Guide to HIV/AIDS Pastoral Counselling

The AIDS Working Group of the World Council of Churches (WCC) has come out with a new document, “Guide to HIV/AIDS Pastoral Counselling.”

One of the contributors to this document is a member of CPSP-Philippines. Dr. Erlinda Senturias. She and her husband Ptr. Alvaro Senturias Jr., are members of CPSP-Philippines and involved with Jethro Guidance Center. They are also both CPE trainees under Diplomate Dr. Sim Dang-Awan Jr..

CPSP-Philippines Timeline

2010, Bukal Life Care and Counseling Center started teaching Clinical Pastoral Education (CPE) for chaplains and ministers.

2011. Bukal Life Care formed a verbal partnership with an organization called CPSP, based in the United States. CPSP is a collegial body of pastoral counselors and clinical chaplains, and works to certify these specialties and accredit training facilities for these based on established standards. Bukal Life Care became the first training center recognized in the Philippines by CPSP, and several members of Bukal became part of the first CPSP-recognized CPE supervisors-in-training in the Philippines.

2014 Bukal Life Care-Manila became a separate entity led by Dr. Sim Dang-Awan Jr. under the new, New Hope. Later, the name was changed to Jethro Guidance Center.

2015 We established a formal MOA (Memorandum of Agreement) between CPSP and CPSP-Philippines. The established us formally in our relationship with CPSP.

2016. Four SITs (Doc Sim, Doc Cal, Doc Paul, and Chap. Celia) became the first full Supervisors with CPSP-Philippines. Up to this time, our organization only had Supervisors-in-Training. Each supervisor had his/her own training center, making a total of four training centers.

2019. We signed an updated MOA with CPSP.

So why did we help form this organization? There were a few reasons. One reason was the rather sorry state of chaplaincy and pastoral counseling in the Philippines. I read an article written in 1981 of the state of pastoral counseling and chaplaincy in Southeast Asia. The article sounded like it could have been written in 2010. Few things had changed. There were, I suspect, a few reasons for this.

People who trained to be a chaplain or a pastoral counselor tended to leave the Philippines. They were valued in other countries, but one could hardly earn a living in the Philippines in these roles. Pastoral counseling is not really recognized in the Philippines. Hospital chaplaincy has traditionally been simply a post assigned by the local bishop to a priest to carry out sacraments in the hospital. Community chaplaincy was typically held by people who were part of an organization that was originally set up to fight corruption but had gradually (in many locations) become a part of that corruption.

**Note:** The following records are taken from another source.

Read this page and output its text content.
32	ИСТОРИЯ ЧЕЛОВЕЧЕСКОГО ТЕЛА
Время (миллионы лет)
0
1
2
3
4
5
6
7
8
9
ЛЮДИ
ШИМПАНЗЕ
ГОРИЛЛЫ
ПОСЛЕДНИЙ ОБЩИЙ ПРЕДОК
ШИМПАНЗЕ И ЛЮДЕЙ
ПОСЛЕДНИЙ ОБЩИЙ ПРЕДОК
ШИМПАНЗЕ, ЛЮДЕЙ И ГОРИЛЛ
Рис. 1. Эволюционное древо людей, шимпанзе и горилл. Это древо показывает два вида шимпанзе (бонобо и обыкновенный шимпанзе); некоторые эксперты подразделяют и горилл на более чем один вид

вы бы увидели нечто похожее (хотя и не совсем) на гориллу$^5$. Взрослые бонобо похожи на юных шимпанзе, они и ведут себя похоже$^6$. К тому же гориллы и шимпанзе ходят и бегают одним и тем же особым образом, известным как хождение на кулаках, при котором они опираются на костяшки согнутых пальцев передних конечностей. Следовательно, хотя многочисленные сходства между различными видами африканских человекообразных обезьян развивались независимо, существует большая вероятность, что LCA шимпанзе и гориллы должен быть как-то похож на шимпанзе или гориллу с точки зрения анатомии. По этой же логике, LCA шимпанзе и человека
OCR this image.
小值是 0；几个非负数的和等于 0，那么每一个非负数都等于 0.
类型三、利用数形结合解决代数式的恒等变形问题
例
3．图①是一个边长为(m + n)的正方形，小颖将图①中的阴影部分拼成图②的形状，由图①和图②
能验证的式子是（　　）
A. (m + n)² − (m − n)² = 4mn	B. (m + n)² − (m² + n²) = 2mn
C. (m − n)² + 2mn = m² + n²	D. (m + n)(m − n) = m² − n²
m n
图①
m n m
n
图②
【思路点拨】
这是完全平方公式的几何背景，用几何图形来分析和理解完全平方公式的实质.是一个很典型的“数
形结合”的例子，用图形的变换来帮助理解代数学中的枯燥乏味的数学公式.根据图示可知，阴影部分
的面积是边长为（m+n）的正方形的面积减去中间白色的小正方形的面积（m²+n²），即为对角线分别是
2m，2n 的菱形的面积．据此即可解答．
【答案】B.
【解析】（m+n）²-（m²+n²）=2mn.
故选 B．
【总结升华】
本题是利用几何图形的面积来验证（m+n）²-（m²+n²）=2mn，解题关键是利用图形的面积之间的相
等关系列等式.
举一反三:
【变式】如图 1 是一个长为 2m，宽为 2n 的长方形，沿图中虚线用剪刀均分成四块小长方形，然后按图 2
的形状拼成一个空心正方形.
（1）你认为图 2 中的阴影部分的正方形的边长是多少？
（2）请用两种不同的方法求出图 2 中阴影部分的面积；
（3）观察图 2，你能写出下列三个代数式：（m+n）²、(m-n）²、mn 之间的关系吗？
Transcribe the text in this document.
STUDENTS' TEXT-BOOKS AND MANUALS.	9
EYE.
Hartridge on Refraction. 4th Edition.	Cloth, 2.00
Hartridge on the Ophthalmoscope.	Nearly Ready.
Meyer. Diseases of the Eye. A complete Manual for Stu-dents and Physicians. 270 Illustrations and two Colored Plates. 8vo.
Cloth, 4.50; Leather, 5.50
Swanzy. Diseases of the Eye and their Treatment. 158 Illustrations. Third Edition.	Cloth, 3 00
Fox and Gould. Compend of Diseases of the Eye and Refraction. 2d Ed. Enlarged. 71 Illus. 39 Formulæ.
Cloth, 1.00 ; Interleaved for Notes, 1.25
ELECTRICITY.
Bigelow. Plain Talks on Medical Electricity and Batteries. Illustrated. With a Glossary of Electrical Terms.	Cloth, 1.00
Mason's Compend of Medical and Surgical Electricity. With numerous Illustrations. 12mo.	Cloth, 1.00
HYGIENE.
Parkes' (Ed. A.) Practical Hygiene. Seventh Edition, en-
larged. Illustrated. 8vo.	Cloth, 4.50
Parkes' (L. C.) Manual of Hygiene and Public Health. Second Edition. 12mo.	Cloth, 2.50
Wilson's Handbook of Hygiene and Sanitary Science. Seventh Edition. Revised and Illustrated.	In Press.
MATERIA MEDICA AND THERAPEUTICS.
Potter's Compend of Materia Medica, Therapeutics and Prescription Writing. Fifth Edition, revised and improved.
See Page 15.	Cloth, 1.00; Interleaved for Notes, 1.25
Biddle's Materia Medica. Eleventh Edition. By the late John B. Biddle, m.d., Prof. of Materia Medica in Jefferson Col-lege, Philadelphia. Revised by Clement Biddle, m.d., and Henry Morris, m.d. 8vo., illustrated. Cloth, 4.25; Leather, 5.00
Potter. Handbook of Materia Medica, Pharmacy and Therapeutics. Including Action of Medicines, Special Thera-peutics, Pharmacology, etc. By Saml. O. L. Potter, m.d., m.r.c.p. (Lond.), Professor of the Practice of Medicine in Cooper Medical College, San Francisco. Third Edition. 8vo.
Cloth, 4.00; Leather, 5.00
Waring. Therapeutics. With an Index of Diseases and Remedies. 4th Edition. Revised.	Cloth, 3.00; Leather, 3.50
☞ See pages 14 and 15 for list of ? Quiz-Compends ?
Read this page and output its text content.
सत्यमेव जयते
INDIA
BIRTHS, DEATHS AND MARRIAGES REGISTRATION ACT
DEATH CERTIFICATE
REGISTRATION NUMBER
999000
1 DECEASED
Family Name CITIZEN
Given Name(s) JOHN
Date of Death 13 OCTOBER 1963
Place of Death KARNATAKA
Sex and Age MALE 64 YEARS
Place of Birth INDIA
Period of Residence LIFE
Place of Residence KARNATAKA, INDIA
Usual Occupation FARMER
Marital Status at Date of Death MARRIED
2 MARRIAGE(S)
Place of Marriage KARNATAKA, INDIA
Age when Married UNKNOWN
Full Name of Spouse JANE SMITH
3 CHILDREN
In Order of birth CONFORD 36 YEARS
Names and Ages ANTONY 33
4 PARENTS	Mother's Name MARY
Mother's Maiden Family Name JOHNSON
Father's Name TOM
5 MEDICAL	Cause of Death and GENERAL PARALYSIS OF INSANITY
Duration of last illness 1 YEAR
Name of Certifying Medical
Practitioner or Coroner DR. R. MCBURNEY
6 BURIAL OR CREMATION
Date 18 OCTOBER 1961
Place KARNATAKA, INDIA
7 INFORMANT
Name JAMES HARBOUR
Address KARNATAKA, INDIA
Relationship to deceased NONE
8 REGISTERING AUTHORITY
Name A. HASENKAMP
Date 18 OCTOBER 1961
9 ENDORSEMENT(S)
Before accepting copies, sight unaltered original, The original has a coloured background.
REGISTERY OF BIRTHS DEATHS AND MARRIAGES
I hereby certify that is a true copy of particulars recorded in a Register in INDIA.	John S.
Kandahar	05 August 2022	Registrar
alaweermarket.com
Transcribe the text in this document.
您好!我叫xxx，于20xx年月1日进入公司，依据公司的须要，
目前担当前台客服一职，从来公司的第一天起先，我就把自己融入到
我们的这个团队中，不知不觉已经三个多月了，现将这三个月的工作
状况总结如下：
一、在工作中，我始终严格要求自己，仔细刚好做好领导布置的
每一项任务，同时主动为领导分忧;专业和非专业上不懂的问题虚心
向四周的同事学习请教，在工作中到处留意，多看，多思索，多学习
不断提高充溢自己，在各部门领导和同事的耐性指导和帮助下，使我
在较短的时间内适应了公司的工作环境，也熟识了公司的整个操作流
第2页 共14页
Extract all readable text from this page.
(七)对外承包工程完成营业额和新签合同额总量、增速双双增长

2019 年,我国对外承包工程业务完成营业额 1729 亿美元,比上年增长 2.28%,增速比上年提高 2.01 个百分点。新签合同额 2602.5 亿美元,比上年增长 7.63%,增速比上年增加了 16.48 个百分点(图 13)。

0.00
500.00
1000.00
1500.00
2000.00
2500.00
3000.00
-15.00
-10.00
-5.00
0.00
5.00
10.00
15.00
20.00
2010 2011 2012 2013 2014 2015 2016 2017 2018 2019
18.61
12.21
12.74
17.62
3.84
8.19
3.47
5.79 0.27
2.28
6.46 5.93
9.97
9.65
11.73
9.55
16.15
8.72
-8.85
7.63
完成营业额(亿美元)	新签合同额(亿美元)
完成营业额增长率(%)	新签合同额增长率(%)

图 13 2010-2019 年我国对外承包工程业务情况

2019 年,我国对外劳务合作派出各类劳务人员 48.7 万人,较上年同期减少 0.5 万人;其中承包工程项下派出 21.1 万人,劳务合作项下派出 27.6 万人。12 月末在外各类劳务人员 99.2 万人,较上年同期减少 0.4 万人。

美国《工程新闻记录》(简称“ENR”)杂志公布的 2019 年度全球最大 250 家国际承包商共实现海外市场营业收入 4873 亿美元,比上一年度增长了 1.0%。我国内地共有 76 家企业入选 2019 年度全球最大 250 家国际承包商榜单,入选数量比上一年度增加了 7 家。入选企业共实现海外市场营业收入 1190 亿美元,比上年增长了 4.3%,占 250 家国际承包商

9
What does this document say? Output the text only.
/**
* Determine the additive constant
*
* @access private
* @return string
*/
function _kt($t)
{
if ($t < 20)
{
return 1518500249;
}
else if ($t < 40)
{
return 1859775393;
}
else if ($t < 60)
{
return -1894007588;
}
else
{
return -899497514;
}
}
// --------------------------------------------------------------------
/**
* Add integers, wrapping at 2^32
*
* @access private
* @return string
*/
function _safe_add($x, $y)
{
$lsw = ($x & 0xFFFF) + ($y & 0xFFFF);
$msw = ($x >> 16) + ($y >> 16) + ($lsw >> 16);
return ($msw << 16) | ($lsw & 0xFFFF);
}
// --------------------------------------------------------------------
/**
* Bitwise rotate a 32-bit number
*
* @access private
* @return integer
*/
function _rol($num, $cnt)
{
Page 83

Over the years, doors have begun to open, just a bit.

  • CPSP-Philippines now has 7 active training centers, and 2 more in inactive status.
  • We have chaplains heading… something like 5 hospitals, one corporate chaplaincy program, and several school, college, and seminary chaplaincy roles.
  • The next generation of pastoral counselors/chaplains are really starting to step up and take on roles to expand the work that we began. They are starting to hold webinars, writing books, online counseling and support groups, and expanding into corporate work, retirement homes, and more.